You can eat Scotch eggs warm or cold. They go well with cheddar cheese and pickles.

Our second one is from the Far East

Another regional classic comes from Japan: tamagoyaki, an egg omelette. Often it is cooked, cut and served on top of longish rice balls, with some dried seaweed keeping rice and eggs together. For this omelette, the Japanese use a special rectangular frying pan. However, a round pan works too.

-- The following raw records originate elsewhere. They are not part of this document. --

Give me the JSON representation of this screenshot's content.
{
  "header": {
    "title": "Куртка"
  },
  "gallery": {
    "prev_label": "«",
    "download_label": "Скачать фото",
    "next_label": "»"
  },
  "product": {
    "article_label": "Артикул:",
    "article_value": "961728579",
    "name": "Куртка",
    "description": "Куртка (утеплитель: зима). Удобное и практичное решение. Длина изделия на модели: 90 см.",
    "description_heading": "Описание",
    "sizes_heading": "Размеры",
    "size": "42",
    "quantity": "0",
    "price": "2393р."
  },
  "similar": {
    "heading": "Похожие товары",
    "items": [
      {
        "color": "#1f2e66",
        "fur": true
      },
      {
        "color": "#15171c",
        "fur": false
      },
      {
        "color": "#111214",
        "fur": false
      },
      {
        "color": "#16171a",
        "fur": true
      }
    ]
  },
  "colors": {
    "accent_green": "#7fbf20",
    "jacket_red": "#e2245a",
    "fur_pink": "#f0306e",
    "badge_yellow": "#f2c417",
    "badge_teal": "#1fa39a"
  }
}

In a bowl, beat 3 eggs, add 30 g / 1 oz of water, 20 g / 0.7 oz of mirin (sweet sake) and 4 g / 0.1 oz of light soy sauce.

Preparation:

  1. On medium heat, warm some vegetable oil.
  2. Pour 1/4 of the egg mixture, tilting the pan to spread the mixture evenly.
  3. Once the egg mixture starts to set, roll it to the top side of the pan.
  4. This is followed by the second 1/4 of the mixture. Ensure the liquid gets under the first rolled layer already in the pan.
  5. Again, as soon as you see the layer starting to set, roll the omelette over to the top-side of the pan.
  6. Then repeat with the last two layers.
  7. Once this is done, transfer the omelette to a bamboo mat and roll it to enhance the rectangular shape of the dish.
  8. Cool the omelette, cut it into 1.5 cm / 0.5 pieces, and place over rice balls, forming nigiri.

Eggs are perfectly shaped protein powerhouses, and their versatility is endless.